2018 has been a boom year for tourism in Japan: over 20 million people had already visited the country by August, and by the end of the year this figure could hit a record of 30 million. So what has triggered this wave of “Japan mania”? An ancient tradition that has been nurtured and respected is certainly one reason. But the country’s deep reverence of its roots is also intertwined with a strong spirit of innovation, an alluring vision of the future. An attraction of opposites that creates something unique. And the courtesy and dignified civilization of Japanese people often also hides a touch of craziness. The same craziness that, deep down, is what all motor sport fans are looking for. And the seventeenth stage of this Formula 1 season, on the historic Suzuka racetrack, is an open invitation to go and explore Kansai, the small region in the heart of Japan boasting an extraordinary concentration of historical, cultural and natural sites. From the urban frenzy of Osaka to the cosmopolitan atmosphere of Kobe and the mystical allure of Nara, within a few miles’ radius you can experience the countless nuances of this nation.
If we want to plan a short itinerary to combine with the Grand Prix we naturally start in Suzuka City, a small industrial town that harbours a sizeable Brazilian community and is famous for its traditional craft shops selling items such as paper and ink. Apart from the Tsubaki Grand Shrine, one of Japan's most ancient sanctuaries, the city does not offer any other interesting points of interest. Descending a little further down the coast it's well worth a visit to Ise-jingu, the most venerated Shinto shrine in the whole country, which is surrounded by dense forest.
Moving inland we come across the small city of Nara, formerly the permanent capital of Japan which is also, together with Kyoto, a custodian of Japanese cultural heritage. One of the eight sites in Nara that have been declared World Heritage Sites by UNESCO is Toda-ji, a majestic temple immersed in the greenery of the Nara-koen park and containing the country’s largest statue of The Buddha, the Daibutsu: 437 tons of bronze and 130 kilos of gold. Here more than a thousand deer - national symbols and at one time considered to be messengers of the gods - move freely among the visitors and temples. But on the subject of temples a visit that really can’t be missed is to Kyoto, an enchanting city graced by 1660 Buddhist buildings and more than 400 Shinto shrines, including Fushimi Inari Taisha, a complex with a four-kilometre path that winds its way down the mountain and is dotted with hundreds of Torii - columns with a beam at the top to form red gates.
Moving to the west, Osaka offers the most dynamic and futuristic image of Japan. Beyond its river and charming centre is a metropolis dominated by extreme modernity, with skyscrapers and neon lights combining to create a pop atmosphere. Here the teachings of traditional aesthetics, which still linger under the surface, are transcended by a contemporary visual style. Above all, however, Osaka is a city of excellent food (it’s no surprise that the city's motto is kuidaore, “eat until you burst”).
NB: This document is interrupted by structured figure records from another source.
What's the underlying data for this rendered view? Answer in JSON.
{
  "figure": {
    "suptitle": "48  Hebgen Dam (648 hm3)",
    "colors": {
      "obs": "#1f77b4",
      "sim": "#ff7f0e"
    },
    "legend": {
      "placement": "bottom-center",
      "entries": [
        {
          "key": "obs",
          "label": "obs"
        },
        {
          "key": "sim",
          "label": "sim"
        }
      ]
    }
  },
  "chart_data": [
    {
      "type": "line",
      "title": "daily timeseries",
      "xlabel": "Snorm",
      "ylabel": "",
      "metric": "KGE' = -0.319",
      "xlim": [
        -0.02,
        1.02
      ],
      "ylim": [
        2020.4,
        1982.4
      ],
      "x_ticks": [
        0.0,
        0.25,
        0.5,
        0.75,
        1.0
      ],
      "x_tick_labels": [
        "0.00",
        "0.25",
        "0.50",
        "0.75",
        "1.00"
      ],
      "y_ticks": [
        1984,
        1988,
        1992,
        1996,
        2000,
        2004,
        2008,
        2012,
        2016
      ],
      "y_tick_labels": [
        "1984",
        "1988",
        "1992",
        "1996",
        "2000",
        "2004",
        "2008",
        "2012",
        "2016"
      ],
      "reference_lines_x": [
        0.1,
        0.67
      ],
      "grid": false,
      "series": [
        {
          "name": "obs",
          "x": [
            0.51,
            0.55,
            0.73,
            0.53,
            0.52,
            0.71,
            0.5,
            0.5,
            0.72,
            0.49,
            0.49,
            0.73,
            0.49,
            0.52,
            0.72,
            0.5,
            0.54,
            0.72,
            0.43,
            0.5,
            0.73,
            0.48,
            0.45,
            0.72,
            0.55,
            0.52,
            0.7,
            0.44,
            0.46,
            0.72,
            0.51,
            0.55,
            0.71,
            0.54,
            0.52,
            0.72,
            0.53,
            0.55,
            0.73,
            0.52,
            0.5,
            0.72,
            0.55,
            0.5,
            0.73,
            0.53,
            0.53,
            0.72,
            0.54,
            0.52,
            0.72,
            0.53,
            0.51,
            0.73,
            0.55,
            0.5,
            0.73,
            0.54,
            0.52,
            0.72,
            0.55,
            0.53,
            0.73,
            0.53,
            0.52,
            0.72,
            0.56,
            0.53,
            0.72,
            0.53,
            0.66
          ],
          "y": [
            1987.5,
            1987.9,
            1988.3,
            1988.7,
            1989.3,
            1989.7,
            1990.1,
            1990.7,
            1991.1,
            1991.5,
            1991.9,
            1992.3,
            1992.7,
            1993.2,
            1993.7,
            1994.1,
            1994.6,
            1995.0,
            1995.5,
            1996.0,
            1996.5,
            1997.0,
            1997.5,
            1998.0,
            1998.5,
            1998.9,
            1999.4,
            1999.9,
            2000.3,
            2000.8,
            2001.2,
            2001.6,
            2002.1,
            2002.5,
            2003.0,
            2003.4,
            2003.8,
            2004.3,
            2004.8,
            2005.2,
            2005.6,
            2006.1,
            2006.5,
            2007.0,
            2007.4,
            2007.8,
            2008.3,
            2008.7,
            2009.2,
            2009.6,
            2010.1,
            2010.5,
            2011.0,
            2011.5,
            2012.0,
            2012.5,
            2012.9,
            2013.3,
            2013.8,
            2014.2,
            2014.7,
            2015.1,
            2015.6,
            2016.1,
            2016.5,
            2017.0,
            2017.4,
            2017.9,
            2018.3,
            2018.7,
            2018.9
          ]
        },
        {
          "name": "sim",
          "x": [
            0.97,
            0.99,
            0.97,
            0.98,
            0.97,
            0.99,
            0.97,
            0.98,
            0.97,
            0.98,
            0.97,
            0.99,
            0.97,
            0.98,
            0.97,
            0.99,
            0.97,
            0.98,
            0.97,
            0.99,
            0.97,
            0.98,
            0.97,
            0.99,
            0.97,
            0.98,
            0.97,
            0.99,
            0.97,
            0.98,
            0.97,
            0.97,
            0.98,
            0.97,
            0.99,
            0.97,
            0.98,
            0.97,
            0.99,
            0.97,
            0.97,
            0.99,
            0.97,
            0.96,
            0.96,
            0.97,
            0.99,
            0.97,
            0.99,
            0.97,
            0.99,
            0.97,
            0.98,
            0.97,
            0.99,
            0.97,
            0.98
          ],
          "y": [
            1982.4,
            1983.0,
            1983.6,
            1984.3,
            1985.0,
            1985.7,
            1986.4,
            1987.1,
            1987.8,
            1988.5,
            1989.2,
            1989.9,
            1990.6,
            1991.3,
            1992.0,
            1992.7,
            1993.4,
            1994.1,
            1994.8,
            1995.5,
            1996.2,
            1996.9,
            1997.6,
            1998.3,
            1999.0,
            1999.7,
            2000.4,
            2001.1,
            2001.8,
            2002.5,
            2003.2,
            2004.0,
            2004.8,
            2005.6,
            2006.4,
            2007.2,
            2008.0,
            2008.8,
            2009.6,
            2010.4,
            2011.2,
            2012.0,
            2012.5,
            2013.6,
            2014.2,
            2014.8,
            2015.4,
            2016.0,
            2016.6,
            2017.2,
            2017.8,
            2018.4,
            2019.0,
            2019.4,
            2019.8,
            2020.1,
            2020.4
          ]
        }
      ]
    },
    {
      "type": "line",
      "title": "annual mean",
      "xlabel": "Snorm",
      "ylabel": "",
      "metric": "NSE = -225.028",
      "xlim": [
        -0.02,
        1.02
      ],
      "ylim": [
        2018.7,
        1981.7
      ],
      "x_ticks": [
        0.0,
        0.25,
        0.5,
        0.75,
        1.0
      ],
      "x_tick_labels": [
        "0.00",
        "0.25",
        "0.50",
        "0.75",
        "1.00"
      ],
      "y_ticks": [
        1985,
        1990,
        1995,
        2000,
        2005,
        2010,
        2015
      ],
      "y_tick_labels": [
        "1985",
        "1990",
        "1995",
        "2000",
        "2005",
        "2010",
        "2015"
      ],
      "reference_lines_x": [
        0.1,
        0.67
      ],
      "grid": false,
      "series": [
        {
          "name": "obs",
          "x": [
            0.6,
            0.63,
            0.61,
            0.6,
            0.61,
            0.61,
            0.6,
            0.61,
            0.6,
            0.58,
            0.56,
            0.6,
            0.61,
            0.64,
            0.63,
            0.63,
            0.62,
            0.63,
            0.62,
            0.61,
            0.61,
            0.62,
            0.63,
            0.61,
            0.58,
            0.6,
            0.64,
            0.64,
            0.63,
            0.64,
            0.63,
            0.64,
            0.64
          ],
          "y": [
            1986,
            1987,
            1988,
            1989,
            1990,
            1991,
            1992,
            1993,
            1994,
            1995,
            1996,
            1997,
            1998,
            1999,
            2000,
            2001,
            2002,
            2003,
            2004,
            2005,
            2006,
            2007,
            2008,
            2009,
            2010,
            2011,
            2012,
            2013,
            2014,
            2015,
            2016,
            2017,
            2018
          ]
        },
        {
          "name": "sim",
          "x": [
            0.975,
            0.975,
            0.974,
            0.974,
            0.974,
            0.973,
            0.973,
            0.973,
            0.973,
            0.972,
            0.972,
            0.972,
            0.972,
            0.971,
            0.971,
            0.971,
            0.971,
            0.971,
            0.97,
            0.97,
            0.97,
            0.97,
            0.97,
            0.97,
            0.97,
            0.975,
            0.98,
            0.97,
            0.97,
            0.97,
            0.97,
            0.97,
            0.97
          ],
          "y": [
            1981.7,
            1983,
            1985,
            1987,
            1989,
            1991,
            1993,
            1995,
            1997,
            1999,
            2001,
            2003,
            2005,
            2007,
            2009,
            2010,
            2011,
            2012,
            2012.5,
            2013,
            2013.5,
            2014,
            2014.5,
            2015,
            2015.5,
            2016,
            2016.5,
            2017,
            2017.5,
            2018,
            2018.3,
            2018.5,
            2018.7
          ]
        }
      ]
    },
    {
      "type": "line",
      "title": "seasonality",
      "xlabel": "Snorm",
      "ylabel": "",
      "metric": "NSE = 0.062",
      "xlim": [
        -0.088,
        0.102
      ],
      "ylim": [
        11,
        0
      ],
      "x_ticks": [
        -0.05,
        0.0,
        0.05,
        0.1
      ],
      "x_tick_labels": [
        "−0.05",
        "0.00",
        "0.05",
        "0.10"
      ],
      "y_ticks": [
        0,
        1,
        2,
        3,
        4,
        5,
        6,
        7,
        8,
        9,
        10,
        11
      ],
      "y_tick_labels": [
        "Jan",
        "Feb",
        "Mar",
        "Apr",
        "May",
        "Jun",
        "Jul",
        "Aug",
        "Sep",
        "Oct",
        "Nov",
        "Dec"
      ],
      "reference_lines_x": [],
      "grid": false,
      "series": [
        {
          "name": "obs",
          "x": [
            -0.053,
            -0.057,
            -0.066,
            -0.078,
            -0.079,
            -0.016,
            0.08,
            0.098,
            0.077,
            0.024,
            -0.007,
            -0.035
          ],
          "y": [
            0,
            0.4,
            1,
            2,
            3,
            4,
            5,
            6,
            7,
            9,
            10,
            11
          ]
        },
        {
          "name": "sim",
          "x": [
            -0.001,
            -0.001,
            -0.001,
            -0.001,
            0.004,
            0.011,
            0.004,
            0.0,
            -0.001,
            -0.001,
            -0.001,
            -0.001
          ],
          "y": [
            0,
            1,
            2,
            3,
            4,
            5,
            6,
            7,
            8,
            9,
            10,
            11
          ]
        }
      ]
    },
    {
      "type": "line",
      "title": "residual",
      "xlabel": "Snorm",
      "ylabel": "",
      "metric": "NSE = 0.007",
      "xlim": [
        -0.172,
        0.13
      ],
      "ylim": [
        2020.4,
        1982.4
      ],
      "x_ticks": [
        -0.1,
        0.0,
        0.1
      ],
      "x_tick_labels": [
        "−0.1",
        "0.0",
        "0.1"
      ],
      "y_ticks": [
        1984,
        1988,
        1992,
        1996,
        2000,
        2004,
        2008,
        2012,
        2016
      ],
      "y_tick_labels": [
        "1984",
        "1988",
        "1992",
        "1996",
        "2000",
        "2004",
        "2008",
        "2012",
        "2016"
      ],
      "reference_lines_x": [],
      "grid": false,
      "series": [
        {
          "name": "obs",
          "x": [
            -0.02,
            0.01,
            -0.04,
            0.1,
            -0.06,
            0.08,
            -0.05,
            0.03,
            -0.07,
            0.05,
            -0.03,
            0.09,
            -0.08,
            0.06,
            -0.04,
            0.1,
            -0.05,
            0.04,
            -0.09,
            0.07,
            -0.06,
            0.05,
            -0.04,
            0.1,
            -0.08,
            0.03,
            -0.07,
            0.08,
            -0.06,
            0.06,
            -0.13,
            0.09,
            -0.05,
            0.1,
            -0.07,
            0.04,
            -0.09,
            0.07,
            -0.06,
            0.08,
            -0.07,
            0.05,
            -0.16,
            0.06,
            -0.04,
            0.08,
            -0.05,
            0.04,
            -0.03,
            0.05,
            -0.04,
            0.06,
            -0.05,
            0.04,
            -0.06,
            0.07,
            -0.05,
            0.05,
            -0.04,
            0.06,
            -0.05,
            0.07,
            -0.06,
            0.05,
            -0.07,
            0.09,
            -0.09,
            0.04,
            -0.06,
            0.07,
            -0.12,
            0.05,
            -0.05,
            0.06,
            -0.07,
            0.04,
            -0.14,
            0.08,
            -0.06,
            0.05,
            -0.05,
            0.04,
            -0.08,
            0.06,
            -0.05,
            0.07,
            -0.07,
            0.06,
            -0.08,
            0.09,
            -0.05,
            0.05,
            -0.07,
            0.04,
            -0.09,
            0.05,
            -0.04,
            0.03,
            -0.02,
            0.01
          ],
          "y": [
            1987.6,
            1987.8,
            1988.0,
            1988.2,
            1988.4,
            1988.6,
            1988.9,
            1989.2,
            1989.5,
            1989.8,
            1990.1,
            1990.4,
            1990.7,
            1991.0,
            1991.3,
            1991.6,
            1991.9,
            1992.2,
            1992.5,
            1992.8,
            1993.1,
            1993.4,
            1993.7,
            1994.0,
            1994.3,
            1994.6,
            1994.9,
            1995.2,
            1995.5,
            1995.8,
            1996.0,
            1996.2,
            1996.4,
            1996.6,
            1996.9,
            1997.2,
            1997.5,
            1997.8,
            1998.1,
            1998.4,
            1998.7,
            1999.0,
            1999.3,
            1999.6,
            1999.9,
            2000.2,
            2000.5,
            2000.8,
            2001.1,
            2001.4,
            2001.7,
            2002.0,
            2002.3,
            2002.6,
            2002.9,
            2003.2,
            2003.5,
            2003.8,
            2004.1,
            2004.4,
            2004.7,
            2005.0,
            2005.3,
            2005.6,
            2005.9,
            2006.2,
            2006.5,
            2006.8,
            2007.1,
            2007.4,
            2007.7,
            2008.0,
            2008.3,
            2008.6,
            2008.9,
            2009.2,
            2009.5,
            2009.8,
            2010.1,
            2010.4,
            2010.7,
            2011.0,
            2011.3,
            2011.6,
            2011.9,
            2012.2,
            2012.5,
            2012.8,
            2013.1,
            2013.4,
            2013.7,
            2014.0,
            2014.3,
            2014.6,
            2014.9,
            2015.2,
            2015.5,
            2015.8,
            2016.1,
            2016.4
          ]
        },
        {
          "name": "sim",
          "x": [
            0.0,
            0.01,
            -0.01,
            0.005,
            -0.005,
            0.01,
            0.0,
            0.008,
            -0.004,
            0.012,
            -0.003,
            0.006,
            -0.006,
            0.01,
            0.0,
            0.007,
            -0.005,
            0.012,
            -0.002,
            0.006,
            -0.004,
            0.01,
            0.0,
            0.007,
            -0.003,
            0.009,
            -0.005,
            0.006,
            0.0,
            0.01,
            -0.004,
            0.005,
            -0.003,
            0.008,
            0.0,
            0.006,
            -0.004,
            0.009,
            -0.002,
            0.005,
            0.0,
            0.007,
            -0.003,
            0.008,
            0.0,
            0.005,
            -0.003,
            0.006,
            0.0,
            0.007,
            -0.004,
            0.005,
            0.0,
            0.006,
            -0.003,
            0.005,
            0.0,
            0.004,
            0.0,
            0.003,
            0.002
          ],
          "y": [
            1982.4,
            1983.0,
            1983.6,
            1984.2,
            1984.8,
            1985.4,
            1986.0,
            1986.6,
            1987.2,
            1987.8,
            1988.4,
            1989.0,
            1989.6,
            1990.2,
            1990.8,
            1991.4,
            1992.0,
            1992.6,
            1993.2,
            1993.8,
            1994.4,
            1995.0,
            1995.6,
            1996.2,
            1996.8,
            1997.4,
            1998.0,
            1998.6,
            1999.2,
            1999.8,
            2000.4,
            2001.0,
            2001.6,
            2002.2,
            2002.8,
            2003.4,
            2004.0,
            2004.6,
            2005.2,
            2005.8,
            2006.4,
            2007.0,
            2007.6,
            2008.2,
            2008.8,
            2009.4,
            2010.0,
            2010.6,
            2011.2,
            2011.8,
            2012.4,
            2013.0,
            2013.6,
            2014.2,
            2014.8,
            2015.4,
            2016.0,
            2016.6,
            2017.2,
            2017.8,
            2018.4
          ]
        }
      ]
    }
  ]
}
Stretching over a slope leading down to the sea, Kobe maintains the air of social outpost that dates back to the era when it provided the region with maritime access. Compact in size, it’s a city perhaps best appreciated by walking without any particular destination, stopping and taking time to appreciate a view or a typical local restaurant.
Finally, returning to the interior of the Kansai, a walk in the mystical forest of the Oku-no-in, a Buddhist cemetery on Mount Koya-san, is not to be missed. Also because, as well as its gentle, mild climate, this time of the year offers spectacular views of natural vegetation in exquisite shades. Autumn is when the stage is set for the momijigari, the Japanese foliage-viewing ritual - equivalent to the hanami in springtime - culminating in October. The foliage of the trees, particularly maples and ginkgos, is red, yellow and ochre in colour. The same colours can also be seen around the Suzuka circuit, where the cars streak through the greenery and the thousand autumnal changes created by the leaves.